И только когда Каллен может спокойно вдохнуть, прижавшись лбом к каменной стене над плечом Павуса, он вдруг понимает, что от Дориана пахнет свежим потом и возбуждением. Что от него пахнет мускусом и пряностями. Чаем и теплом разожжённого камина.
Он слегка поворачивает голову и осторожно втягивает носом запах у самой запрокинутой шеи.
У Дориана запах животного, блуждающего по миру, но так и не нашедшего своего дома. Собирающего запахи чужих земель на себе, как записи в дневнике.

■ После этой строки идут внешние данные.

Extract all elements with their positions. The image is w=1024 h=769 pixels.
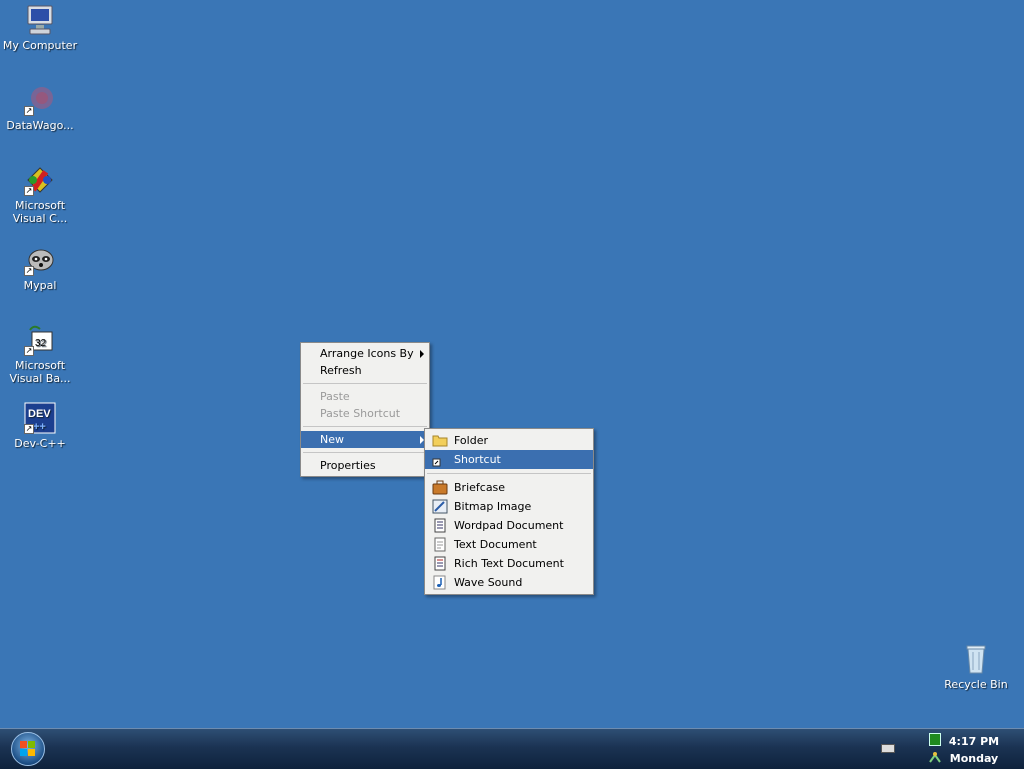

Каллен глубоко вдыхает, прикрывая глаза, и понимает, что этому запаху он верит.
Поднимает голову и смотрит в лицо Павусу, который, каким бы невозможным это ни казалось, выглядит несколько смущённым. Если бы здесь горел свет, он бы, наверное, даже глаза отвёл. Сейчас же только облизывает пересохшие губы и пытается удержаться на ногах, когда Каллен отстраняется.
— Нам, — хрипло говорит Дориан, — наверное, теперь следует поговорить. Обо всём этом.
— Наверное, следует, — соглашается Каллен.
Почему-то у него совершенно нет никаких переживаний на счёт этого разговора. Почему-то его тянет улыбнуться, как идиоту, но он сдерживает себя в руках.